Artikel 7. Jaarstukken

  • 1.

    Gelijktijdig met het aanbieden van de jaarstukken biedt het college de raad het voorstel aan over de bestemming van het jaarrekeningresultaat.

  • 2.

    Vooruitlopend op het bestemmingsvoorstel over het jaarrekeningresultaat kan het college de raad voorstellen om restantmiddelen op onderdelen van het rekeningresultaat over te hevelen naar het volgende begrotingsjaar. Het college biedt dit voorstel uiterlijk in december van het betreffende jaar aan aan de raad.

Artikel 8. EMU-saldo

Wanneer het Rijk de gemeente bericht dat alle gemeenten samen het collectieve aandeel van gemeenten in het EMU-tekort, bedoeld in artikel 3, zesde lid, van de Wet houdbare overheidsfinanciën, hebben overschreden, informeert het college de raad of een aanpassing van de begroting nodig is. Als het college een aanpassing nodig acht, doet het college een voorstel voor het wijzigen van de begroting.

Hoofdstuk 3. Rechtmatigheidsverantwoording

Artikel 9. Verantwoordings- en rapportagegrens rechtmatigheidsverantwoording

  • 1.

    De raad stelt vast op welke wijze hij door middel van de paragraaf bedrijfsvoering van de begroting en de jaarstukken, naast de verplichte onderdelen van deze paragraaf, wil worden geïnformeerd over rechtmatigheid.

  • 2.

    In de rechtmatigheidsverantwoording bij de jaarrekening rapporteert het college aan de raad over afwijkingen met een verantwoordingsgrens van 3% van de totale lasten van de gemeente, inclusief de dotaties aan de reserves.

  • 3.

    In de paragraaf bedrijfsvoering worden de geconstateerde afwijkingen (fouten of onduidelijkheden) groter dan € 10.000 nader x.

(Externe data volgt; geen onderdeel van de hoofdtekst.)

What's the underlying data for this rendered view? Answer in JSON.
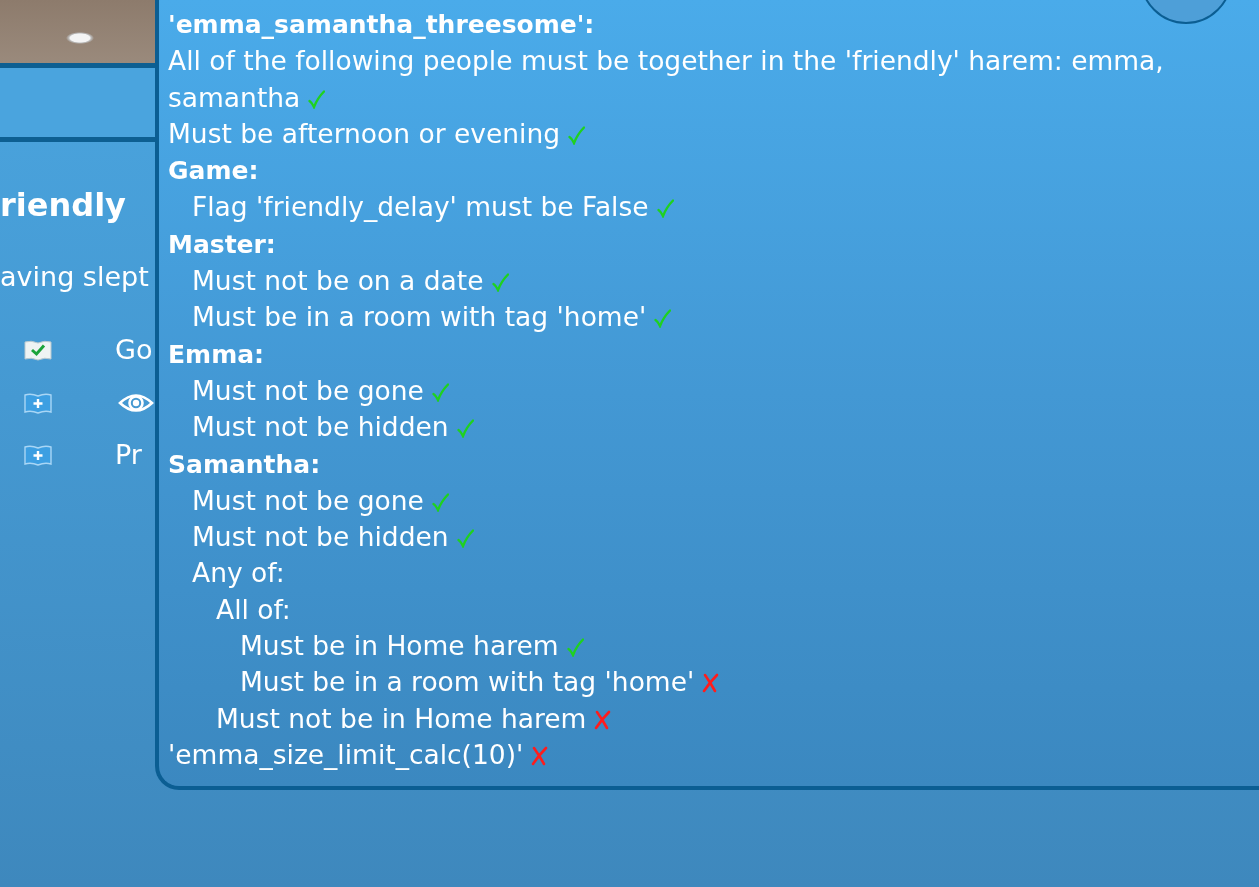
{
  "background": {
    "title": "riendly",
    "subtitle": "aving slept",
    "entries": [
      {
        "kind": "label",
        "completed": true,
        "label": "Go"
      },
      {
        "kind": "eye",
        "completed": false
      },
      {
        "kind": "label",
        "completed": false,
        "label": "Pr"
      }
    ]
  },
  "tooltip": {
    "title": "'emma_samantha_threesome':",
    "lines": [
      {
        "kind": "condition",
        "text": "All of the following people must be together in the 'friendly' harem: emma, samantha",
        "passed": true
      },
      {
        "kind": "condition",
        "text": "Must be afternoon or evening",
        "passed": true
      },
      {
        "kind": "heading",
        "text": "Game:",
        "children": [
          {
            "kind": "condition",
            "text": "Flag 'friendly_delay' must be False",
            "passed": true
          }
        ]
      },
      {
        "kind": "heading",
        "text": "Master:",
        "children": [
          {
            "kind": "condition",
            "text": "Must not be on a date",
            "passed": true
          },
          {
            "kind": "condition",
            "text": "Must be in a room with tag 'home'",
            "passed": true
          }
        ]
      },
      {
        "kind": "heading",
        "text": "Emma:",
        "children": [
          {
            "kind": "condition",
            "text": "Must not be gone",
            "passed": true
          },
          {
            "kind": "condition",
            "text": "Must not be hidden",
            "passed": true
          }
        ]
      },
      {
        "kind": "heading",
        "text": "Samantha:",
        "children": [
          {
            "kind": "condition",
            "text": "Must not be gone",
            "passed": true
          },
          {
            "kind": "condition",
            "text": "Must not be hidden",
            "passed": true
          },
          {
            "kind": "group",
            "text": "Any of:",
            "children": [
              {
                "kind": "group",
                "text": "All of:",
                "children": [
                  {
                    "kind": "condition",
                    "text": "Must be in Home harem",
                    "passed": true
                  },
                  {
                    "kind": "condition",
                    "text": "Must be in a room with tag 'home'",
                    "passed": false
                  }
                ]
              },
              {
                "kind": "condition",
                "text": "Must not be in Home harem",
                "passed": false
              }
            ]
          }
        ]
      },
      {
        "kind": "condition",
        "text": "'emma_size_limit_calc(10)'",
        "passed": false
      }
    ]
  }
}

Artikel 10. Voorwaardencriterium

  • 1.

    Het voorwaardencriterium is het criterium van rechtmatigheid, dat betrekking heeft op de eisen die worden gesteld bij de uitvoering van de financiële beheershandelingen. De eisen/voorwaarden zijn afkomstig uit diverse wet- en regelgeving en hebben betrekking op aspecten als doelgroep, termijn, grondslag, administratieve bepalingen, normbedragen, bevoegdheden, bewijsstukken, recht, hoogte en duur.

  • 2.

    Het college biedt de raad jaarlijks uiterlijk op 31 december ter vaststelling een normenkader rechtmatigheid aan. Dit kader bestaat uit alle relevante (interne) wet- en regelgeving waaruit financiële beheershandelingen kunnen voortvloeien.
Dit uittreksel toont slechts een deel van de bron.